When you show up at a Portsmouth Pride Festival on a Saturday afternoon in October, and when you share a story there, of love without boundaries, and grace without exception, and a church without judgment—you are confessing a faith that heals and restores. You are bearing this hope together and imagining with them a world liberated from hatred, reconciled in love. A world we can all live in and care for and bless. And that my friends, that is the essence, the meaning, the practice of freedom. Freedom with God. Freedom for one another.

And when you pick up the phone to call a friend in need, a neighbor with cancer, or a parent whose child is overwhelmed by despair—when you make that call and offer yourself to another—you are confessing a faith that heals and restores. You are bearing this hope together and imagining a world stitched together by compassion, a world warmed by tenderness and touch, a world where you and I keep watch for one another. And that too—that is the essence, the meaning, the practice of freedom. Freedom with God. Freedom for one another.

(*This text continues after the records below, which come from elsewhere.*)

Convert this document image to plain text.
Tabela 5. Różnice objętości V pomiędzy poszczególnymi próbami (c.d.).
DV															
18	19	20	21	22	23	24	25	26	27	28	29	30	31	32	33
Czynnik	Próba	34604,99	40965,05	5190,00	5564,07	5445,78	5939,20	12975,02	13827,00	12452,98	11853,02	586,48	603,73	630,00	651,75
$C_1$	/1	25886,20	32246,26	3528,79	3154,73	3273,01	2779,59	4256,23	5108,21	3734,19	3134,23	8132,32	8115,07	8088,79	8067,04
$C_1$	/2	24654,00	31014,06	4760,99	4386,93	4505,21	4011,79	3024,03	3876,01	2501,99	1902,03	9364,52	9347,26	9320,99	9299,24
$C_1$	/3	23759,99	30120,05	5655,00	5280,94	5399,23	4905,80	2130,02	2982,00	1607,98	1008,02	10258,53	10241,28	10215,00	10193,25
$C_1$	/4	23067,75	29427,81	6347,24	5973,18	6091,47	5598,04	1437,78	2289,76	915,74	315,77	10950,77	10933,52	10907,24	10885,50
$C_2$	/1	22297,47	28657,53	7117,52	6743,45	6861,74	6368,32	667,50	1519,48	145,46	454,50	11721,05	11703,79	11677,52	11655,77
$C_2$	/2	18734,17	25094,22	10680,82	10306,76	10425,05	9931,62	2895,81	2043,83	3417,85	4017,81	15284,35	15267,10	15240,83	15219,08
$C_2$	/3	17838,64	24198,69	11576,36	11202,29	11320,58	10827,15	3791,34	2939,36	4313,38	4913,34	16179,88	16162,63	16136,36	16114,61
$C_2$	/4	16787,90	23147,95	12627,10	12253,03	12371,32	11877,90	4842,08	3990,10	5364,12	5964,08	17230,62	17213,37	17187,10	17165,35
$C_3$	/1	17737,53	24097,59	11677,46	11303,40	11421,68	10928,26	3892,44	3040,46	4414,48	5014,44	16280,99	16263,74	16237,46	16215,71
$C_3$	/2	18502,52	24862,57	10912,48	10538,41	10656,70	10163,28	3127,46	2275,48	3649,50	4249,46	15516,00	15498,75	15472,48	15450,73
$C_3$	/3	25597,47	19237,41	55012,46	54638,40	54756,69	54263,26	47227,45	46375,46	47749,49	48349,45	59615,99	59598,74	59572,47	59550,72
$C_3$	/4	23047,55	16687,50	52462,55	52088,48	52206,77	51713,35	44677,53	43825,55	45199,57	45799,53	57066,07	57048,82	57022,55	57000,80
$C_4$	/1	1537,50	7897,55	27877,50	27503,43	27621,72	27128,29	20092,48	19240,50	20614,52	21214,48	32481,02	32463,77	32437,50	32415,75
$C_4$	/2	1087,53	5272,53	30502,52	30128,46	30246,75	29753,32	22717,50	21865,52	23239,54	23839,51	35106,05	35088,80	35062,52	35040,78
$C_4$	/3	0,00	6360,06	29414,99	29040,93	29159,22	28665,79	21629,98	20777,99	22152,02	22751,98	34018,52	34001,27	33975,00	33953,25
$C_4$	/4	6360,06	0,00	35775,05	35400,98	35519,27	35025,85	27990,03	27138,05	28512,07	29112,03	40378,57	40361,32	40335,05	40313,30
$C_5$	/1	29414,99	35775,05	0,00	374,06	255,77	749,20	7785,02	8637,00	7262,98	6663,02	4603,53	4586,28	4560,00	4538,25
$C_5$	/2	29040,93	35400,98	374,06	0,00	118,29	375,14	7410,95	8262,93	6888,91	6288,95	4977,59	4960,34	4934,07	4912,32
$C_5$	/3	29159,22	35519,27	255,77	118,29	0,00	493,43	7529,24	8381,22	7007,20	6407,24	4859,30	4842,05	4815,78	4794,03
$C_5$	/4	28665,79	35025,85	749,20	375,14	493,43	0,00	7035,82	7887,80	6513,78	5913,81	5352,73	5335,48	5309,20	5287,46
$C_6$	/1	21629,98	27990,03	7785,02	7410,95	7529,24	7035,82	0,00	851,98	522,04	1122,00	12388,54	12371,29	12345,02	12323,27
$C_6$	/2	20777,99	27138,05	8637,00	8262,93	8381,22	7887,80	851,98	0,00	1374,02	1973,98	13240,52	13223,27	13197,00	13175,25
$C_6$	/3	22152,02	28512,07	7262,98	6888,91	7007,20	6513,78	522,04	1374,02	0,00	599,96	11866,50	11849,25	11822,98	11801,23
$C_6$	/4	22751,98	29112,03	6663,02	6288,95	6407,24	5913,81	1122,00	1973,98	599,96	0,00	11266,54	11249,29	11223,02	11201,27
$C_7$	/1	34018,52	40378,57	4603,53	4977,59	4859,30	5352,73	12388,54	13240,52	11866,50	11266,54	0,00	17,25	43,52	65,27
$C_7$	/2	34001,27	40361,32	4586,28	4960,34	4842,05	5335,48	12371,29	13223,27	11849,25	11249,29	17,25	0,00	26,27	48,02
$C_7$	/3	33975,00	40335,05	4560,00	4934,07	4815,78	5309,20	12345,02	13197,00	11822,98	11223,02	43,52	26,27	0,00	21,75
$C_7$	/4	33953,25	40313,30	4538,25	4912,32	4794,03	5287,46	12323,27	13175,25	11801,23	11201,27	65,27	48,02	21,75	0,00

And it won’t always to easy or without complication and conflict. Our wrestling will involve differences of opinion and sometimes even competing priorities. But there too, we look upon one another with lovingkindness and respect. Even in our disagreements, we recognize our shared faith, our shared love, our shared calling as the people of God in this place. And that is freedom. That stirs the power of God, the freedom of God in our hearts. We are free to listen carefully, to work bravely together, to disagree honestly, and to move forward in compromise, compassion and (yes) confession. Because, as we say, God is good. All the time!

What you need to know is this. We are here for you. You do not have to do this kind of confessing alone. We are here for one another. We come together to confess all the love in our spirits and all the pain in our hearts. That’s what church is. That’s what all this means. We go out to the wilderness together. We stand in the light together. We surrender to the river together.

And we receive over and again the blessing of God’s spirit. And we rejoice in the forever kindness of God’s peace. And we become the hands, and the feet of God’s mercy. Together. And that’s our confession. Every one of us, all of us, bathed in the light of God’s Spirit. And we become the hands, the feet, the manifestation of God’s mercy and freedom. Amen.